Another area where collaboration could add immense value is the relationships between a client organization and few of its suppliers. The regular relationships in B2B are:  the client organization tells the supplier what is required, specs, quality, quantity, delivery time and price.  Negotiations are about due-dates and price.  The underlining assumption is that the client knows what and how much is required.  In the majority of the cases that assumption is valid enough.  In many cases the client is able to generate a bid/competition in order to get the cheapest price.

There are other cases where creating longer term engagement between the client and the supplier could boost the business of both, creating win-win. In most of those cases the basic information flow is still coming from the client telling the supplier what, how much and when to supply.  The agreement covers longer time frame and exclusivity, thus ensuring availability of supply and security for the supplier.

There are fewer cases where true collaboration between client-supplier could truly enhance both organizations, creating new opportunities that cannot be achieved with the formal relationships of “we tell you what we need, you supply according to a general agreement on time and price, probably also minimum annual quantity.”

In those fewer cases the potential could be huge.  When the collaboration opens the way to reach wider demand and/or achieving higher price then the potential of significant increase in throughput, which far exceeds any possible additional cost, exists for both organizations.  Longer-term collaboration can also assist the buyer organization to simplify their purchasing processes and specification, allowing a reduction in overall purchase cost, leading each party to increased profit.

Both organizations have to invest management attention in providing true close collaboration, one may call it: partnership. Both need to earn a lot from it.  One characteristic of any on-going collaboration is not just trust, difficult as it is to maintain between organizations, but also deeper understanding of the interests, values and general culture of the two organizations.  Actually, this kind of understanding of the other side is a necessary element in establishing such partnership, because only when you understand the situation and its related effects on the other side – collaboration can truly be beneficial and far superior to the competitive common approach.

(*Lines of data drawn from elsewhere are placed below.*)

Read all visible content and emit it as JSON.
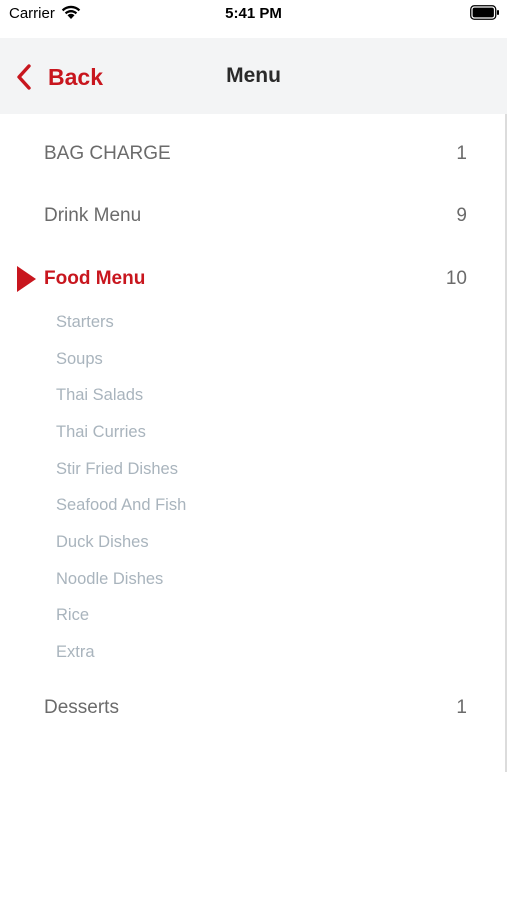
{
  "status_bar": {
    "carrier": "Carrier",
    "time": "5:41 PM",
    "icons": [
      "wifi-icon",
      "battery-icon"
    ]
  },
  "nav": {
    "back_label": "Back",
    "title": "Menu",
    "back_icon": "chevron-left-icon"
  },
  "colors": {
    "accent": "#c8161e",
    "text": "#6b6b6b",
    "subtext": "#a9b4bd",
    "nav_bg": "#f3f4f5"
  },
  "categories": [
    {
      "label": "BAG CHARGE",
      "count": "1"
    },
    {
      "label": "Drink Menu",
      "count": "9"
    },
    {
      "label": "Food Menu",
      "count": "10",
      "active": true,
      "subcategories": [
        "Starters",
        "Soups",
        "Thai Salads",
        "Thai Curries",
        "Stir Fried Dishes",
        "Seafood And Fish",
        "Duck Dishes",
        "Noodle Dishes",
        "Rice",
        "Extra"
      ]
    },
    {
      "label": "Desserts",
      "count": "1"
    }
  ]
}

Goldratt already developed a vision connecting all the supply chain in partnership/collaboration, ensuring fast response to the taste and wishes of the market, following the insight that every link in the supply chain truly sells only when the end product is sold to the consumer. The idea was to split the throughput from every sale between all the participants, making them collaborate in order to ensure as high throughput as possible.

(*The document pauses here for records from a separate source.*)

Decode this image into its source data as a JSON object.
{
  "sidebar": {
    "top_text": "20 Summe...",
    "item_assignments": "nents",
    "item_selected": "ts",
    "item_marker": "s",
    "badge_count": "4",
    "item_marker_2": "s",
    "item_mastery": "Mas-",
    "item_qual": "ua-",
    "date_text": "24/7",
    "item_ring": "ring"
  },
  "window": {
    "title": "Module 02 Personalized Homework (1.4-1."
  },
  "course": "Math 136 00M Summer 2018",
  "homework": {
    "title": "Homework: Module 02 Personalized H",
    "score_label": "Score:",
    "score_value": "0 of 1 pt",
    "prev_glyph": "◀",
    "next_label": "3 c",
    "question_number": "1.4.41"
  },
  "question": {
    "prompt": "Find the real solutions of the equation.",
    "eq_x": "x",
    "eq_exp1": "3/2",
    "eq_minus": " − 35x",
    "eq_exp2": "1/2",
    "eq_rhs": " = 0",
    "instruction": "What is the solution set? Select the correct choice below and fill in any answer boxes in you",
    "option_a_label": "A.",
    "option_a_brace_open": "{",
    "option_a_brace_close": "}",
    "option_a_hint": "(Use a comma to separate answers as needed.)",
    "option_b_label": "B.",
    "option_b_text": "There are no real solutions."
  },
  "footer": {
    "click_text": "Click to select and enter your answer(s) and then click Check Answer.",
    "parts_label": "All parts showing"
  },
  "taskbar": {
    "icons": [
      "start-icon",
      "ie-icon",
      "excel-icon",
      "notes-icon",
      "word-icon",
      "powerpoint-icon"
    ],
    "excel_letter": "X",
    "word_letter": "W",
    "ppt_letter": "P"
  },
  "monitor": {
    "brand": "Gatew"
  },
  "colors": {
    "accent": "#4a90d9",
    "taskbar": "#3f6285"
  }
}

The vision of Goldratt raises several negative branches that need to be eliminated, like conflicting interests of a link in the chain when it partners with more than one supply chain. The collaboration along the supply chain should focus not only on the response time and lower inventory, but also actively develop new products and modifications to existing products that would capture more and more market.

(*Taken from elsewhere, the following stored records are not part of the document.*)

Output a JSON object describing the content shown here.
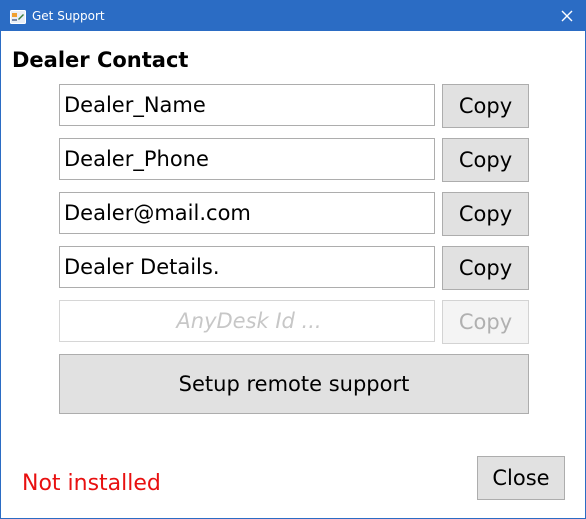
{
  "window": {
    "title": "Get Support",
    "titlebar_color": "#2b6cc4"
  },
  "heading": "Dealer Contact",
  "fields": [
    {
      "value": "Dealer_Name",
      "copy_label": "Copy"
    },
    {
      "value": "Dealer_Phone",
      "copy_label": "Copy"
    },
    {
      "value": "Dealer@mail.com",
      "copy_label": "Copy"
    },
    {
      "value": "Dealer Details.",
      "copy_label": "Copy"
    }
  ],
  "anydesk": {
    "placeholder": "AnyDesk Id ...",
    "copy_label": "Copy"
  },
  "setup_button_label": "Setup remote support",
  "status_text": "Not installed",
  "status_color": "#e81010",
  "close_button_label": "Close"
}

All the above difficulties can be overcome with analysis and innovative thinking when the potential amount of the opportunity becomes clear. Collaboration is a means, especially for medium and small organizations, to gain extra competitive edge by becoming virtually larger with additional capabilities, capacity and more effective synchronization.  Using the right thinking, and taking win-win seriously, the potential is unlimited – even though the ultimate constraint could still be management attention.